# Week 4 Lock-Off Royal Caribbean for rent.



## Tfish

Week 4 Lock-off Royal Caribbean for rent. January 24/15 - January 31/15

Last minute price $400 OBO.

Please contact:Tfish by clicking on Tug Member name.


----------



## Tfish

Or best offer.


----------



## DeniseM

You must include the dates in your post.

I would delete your phone number and email from your post - everyone on the internet can read them.

(Click EDIT at the bottom of your post.)

Instead, ask interested parties to click on your blue user name and send you an email through TUG.


----------



## nicfalc

*Details*

What are the details of this??


----------



## Tfish

This is the B side or Studio.
http://www.royalresorts.com


----------



## Tfish

Price drop!!!

Now $350.


----------



## jmdickie

Are there cooking facilities in the lock off? Where exactly is this resort. It it is an all inclusive do you have to buy the meal plan?


----------



## Tfish

There is no cooking facilities as such. There is a microwave and small bar fridge.
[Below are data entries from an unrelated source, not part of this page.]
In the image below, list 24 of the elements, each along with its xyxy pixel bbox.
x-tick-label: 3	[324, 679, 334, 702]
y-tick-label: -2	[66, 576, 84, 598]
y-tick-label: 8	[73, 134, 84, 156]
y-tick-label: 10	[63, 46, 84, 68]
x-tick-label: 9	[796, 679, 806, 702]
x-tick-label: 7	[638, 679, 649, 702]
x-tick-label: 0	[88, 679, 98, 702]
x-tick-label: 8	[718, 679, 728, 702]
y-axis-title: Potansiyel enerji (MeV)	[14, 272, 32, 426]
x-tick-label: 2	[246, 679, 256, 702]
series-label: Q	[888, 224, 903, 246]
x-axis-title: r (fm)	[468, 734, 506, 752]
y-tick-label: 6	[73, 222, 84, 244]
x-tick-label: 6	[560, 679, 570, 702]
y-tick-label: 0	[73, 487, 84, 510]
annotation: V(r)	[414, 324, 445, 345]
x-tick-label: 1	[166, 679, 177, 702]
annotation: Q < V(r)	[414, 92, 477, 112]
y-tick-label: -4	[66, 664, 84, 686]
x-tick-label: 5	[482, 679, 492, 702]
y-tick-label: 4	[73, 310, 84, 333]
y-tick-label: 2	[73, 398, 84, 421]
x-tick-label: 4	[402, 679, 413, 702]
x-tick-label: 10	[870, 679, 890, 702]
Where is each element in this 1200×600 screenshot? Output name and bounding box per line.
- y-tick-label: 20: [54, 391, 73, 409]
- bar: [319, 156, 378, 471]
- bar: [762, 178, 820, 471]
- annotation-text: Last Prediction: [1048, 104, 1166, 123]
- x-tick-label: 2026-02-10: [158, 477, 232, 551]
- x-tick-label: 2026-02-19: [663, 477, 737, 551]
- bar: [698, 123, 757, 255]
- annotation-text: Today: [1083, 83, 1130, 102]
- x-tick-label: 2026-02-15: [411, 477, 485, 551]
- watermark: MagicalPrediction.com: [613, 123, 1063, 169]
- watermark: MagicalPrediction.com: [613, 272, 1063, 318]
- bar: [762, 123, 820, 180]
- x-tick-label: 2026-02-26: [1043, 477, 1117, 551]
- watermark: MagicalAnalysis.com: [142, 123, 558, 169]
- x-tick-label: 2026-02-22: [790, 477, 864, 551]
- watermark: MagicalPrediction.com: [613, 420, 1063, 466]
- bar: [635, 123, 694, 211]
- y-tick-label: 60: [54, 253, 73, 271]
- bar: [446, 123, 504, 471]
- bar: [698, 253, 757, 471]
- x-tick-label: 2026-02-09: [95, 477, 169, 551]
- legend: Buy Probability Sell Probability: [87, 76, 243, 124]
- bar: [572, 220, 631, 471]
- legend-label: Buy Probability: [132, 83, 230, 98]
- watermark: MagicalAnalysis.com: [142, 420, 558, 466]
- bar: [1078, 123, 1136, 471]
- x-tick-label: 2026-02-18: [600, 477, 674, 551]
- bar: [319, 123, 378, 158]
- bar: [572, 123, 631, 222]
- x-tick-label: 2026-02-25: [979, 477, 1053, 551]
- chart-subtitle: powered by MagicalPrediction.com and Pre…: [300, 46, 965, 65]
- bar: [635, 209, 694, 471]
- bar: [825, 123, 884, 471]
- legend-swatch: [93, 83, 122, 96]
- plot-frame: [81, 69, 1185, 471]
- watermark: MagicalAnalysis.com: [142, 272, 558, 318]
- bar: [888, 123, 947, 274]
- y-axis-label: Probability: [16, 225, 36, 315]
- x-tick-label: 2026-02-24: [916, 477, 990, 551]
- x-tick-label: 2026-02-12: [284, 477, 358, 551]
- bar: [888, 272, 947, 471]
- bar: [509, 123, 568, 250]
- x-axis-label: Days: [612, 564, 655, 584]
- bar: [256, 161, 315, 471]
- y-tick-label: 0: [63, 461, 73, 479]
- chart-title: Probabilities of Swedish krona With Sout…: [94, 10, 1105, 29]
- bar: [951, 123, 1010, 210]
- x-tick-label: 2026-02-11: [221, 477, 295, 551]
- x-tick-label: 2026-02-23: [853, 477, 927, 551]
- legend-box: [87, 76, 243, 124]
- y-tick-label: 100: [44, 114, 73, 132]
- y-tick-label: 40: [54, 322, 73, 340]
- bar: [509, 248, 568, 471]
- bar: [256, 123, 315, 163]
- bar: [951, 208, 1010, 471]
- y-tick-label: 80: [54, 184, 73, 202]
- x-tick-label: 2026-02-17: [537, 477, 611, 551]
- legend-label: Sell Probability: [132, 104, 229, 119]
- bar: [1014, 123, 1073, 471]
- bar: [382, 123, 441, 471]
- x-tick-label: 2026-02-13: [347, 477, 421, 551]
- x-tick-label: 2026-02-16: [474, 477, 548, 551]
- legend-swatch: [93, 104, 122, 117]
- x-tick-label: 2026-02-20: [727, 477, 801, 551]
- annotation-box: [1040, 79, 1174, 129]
Two queen beds and full bathroom.

This unit is at the Royal Caribbean in Cancun.


----------



## jmdickie

So does that mean you have to buy the daily meal plan?


----------



## Tfish

The Royal Caribbean is not All- Inclusive.

AI is not required nor available at the either the Royal Caribbean or the Royal Islander.


----------



## SunandFun83

*Love the Royal Resorts*

We just returned from two weeks at the Royal Sands.  We love the Royal Family of resorts for great facilities, and incredible service.  The Royal Caribbean has two wonderful pools and direct beach access.  The Tradewinds restaurant is one of our favorites and Captain's Cove is across the street.

We refer to Cancun as Miami Beach South.  The hotel employees speak English, the hotel has reverse osmosis purified water, the hotel strip is great.

If you are nervous about going to Mexico, don't be afraid of Cancun.  We do not own at the Royals, I own six Marriott and Hyatt timeshares and The Royal Sands is my favorite timeshare.  I have already reserved for December 2015.


----------